In Nebraska, natural disasters can include flooding and wildfires, all in the same season. Emergency mangers in the state know, the only constant is that the weather is never consistent.
In the spring of 2010, the Loup River flooded leaving small towns without pass. Neighbors were cut off from neighbors, as flood waters took out entire bridges.
"Without FEMA funds, we'd be up a creek," said Valley County Highway Superintendent Jay Meyer. What he meant to say was they would be floating down the creek alongside what was once a bridge.
"There was such pressure it lifted up the bridge, the entire super structure, and it floated down the river half a mile," he said.
Two and a half years ago, when the Loup River flooded, several bridges were simply knocked out of service.

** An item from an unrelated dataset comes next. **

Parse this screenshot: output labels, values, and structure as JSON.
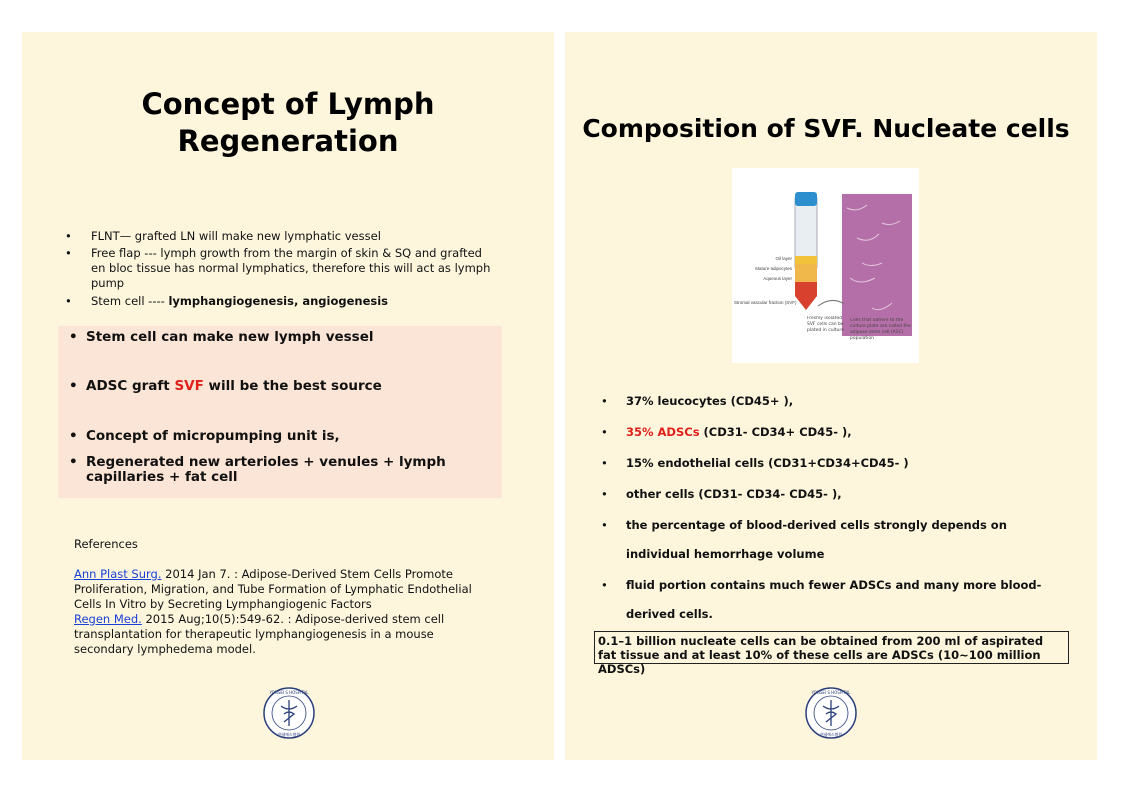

The destruction cut off direct access for many to Taylor and Ord.
"They have to go a lot of miles before they can get back to Taylor, to cross over the river and get to a highway," said a man NTV interviewed on June 14, 2010. The destruction was overnight, and could have been final. "The bridges alone were $400,000 to $500,000 and on a county annual road budget of $1.3 million dollars that's huge," said Meyer.
"It's going to take a lot of money to fix this, "said another man surveying the damage in 2010, "and it's not going to just happen overnight."
Not overnight, but not nearly as many years as it could've been if counties were forced to foot the bill themselves. "We still might not have the bridges," said Meyer.
On July 15, 2010, just one month after the flooding, President Obama declared 53 counties in Nebraska federal disasters eligible for public assistance. "We received about $600,000 worth of damage funds from FEMA and our payback is $80,000," he said.
Unlike the fires around Ainsworth, the majority of the damage done during the floods of 2010 were to public infrastructure; damage to the tune of 16 million dollars in two weeks statewide. It's that difference that put this disaster over the mark for FEMA.
"We got pretty lucky for the amount of damage done with minimal cost to the county," said Meyer.
Although the declaration came quickly, the dollars didn't. Valley County is just now receiving their final check from FEMA. The process included state audits by NEMA, who then upon receiving funds, passed them down to the county.
By utilizing their inheritance funds, Valley County was able to start construction in just a matter of months. They are now essentially repaying those dollars back, penny for penny.
It's a headache, said Meyer to go through the process, but when you're facing total destruction... it's a process, he said, he's happy is in place.